The finding could help in the creation of new drugs to help treat conditions such as post-traumatic stress disorder, depression or anxiety, researchers say.

"In the future, one may be able to develop methods that help people to remember positive memories more strongly than negative ones," says author Susumu Tonegawa of the Picower Professor of Biology and Neuroscience and director of the RIKEN-MIT Center for Neural Circuit Genetics at MIT's Picower Institute for Learning and Memory. 

With regard to their storage in the brain, memories are extremely complex. Different aspects are stored in different brain regions.

A memory's context, including information such as location, is stored in cells of the hippocampus. Emotions assigned to that memory are found in the amygdala.

The experiment involved male mice being conditioned with negative memories via mild electrical shocks and positive ones though interaction with females. Memories associated with context here found in the dentate gyrus, a subsection of the hippocampus.

Two days after their conditioning, the mice were let loose in an arena of two zones.

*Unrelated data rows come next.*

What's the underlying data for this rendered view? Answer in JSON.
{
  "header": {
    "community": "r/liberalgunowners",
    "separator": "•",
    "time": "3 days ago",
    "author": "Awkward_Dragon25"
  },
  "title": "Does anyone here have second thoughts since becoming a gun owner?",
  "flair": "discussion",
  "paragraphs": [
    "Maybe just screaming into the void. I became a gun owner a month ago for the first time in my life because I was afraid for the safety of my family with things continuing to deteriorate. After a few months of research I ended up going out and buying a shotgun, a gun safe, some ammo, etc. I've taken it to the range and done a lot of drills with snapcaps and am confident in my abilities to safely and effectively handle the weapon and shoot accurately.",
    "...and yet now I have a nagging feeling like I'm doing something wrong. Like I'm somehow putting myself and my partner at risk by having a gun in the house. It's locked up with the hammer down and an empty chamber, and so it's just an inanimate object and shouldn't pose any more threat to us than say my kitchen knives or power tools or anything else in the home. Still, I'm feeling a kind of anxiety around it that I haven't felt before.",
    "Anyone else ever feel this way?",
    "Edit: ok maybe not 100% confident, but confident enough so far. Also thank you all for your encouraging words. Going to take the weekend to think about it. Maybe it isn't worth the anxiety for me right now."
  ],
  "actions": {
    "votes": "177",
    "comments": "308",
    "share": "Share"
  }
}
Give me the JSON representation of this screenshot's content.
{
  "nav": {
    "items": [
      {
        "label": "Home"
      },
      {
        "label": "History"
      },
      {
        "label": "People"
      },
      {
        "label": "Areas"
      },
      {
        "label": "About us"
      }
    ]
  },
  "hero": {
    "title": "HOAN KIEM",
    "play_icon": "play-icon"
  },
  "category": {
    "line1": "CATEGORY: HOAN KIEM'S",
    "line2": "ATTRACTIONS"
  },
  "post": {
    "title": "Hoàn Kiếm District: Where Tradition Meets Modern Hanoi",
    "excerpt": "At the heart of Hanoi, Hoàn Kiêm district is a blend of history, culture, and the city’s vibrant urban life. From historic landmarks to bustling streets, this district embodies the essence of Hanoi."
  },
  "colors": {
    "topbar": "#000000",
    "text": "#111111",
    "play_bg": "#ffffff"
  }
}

Researchers noted what side the mice found more comfortable, and then began stimulating the dentate gyrus cells with light as the mice wandered around the arena.

Mice conditioned with fear received memory stimulation whenever they were on the side they naturally preferred, and they soon began avoiding that area.

Mice with happy memories received stimulation when they wandered into the area they preferred less, and they ended up feeling better about that location and spent more time there.

When the protocols were reversed, a reverse result occurred

The study published in the Aug. 27 issue of Nature is already being praised by neuroscientists.

The research builds on existing data that shows memory is malleable.

Health professionals working with mental trauma patients have been able to lessen the emotional impact of certain events. The physiological aspect of emotion-memory association, however, have not been identified.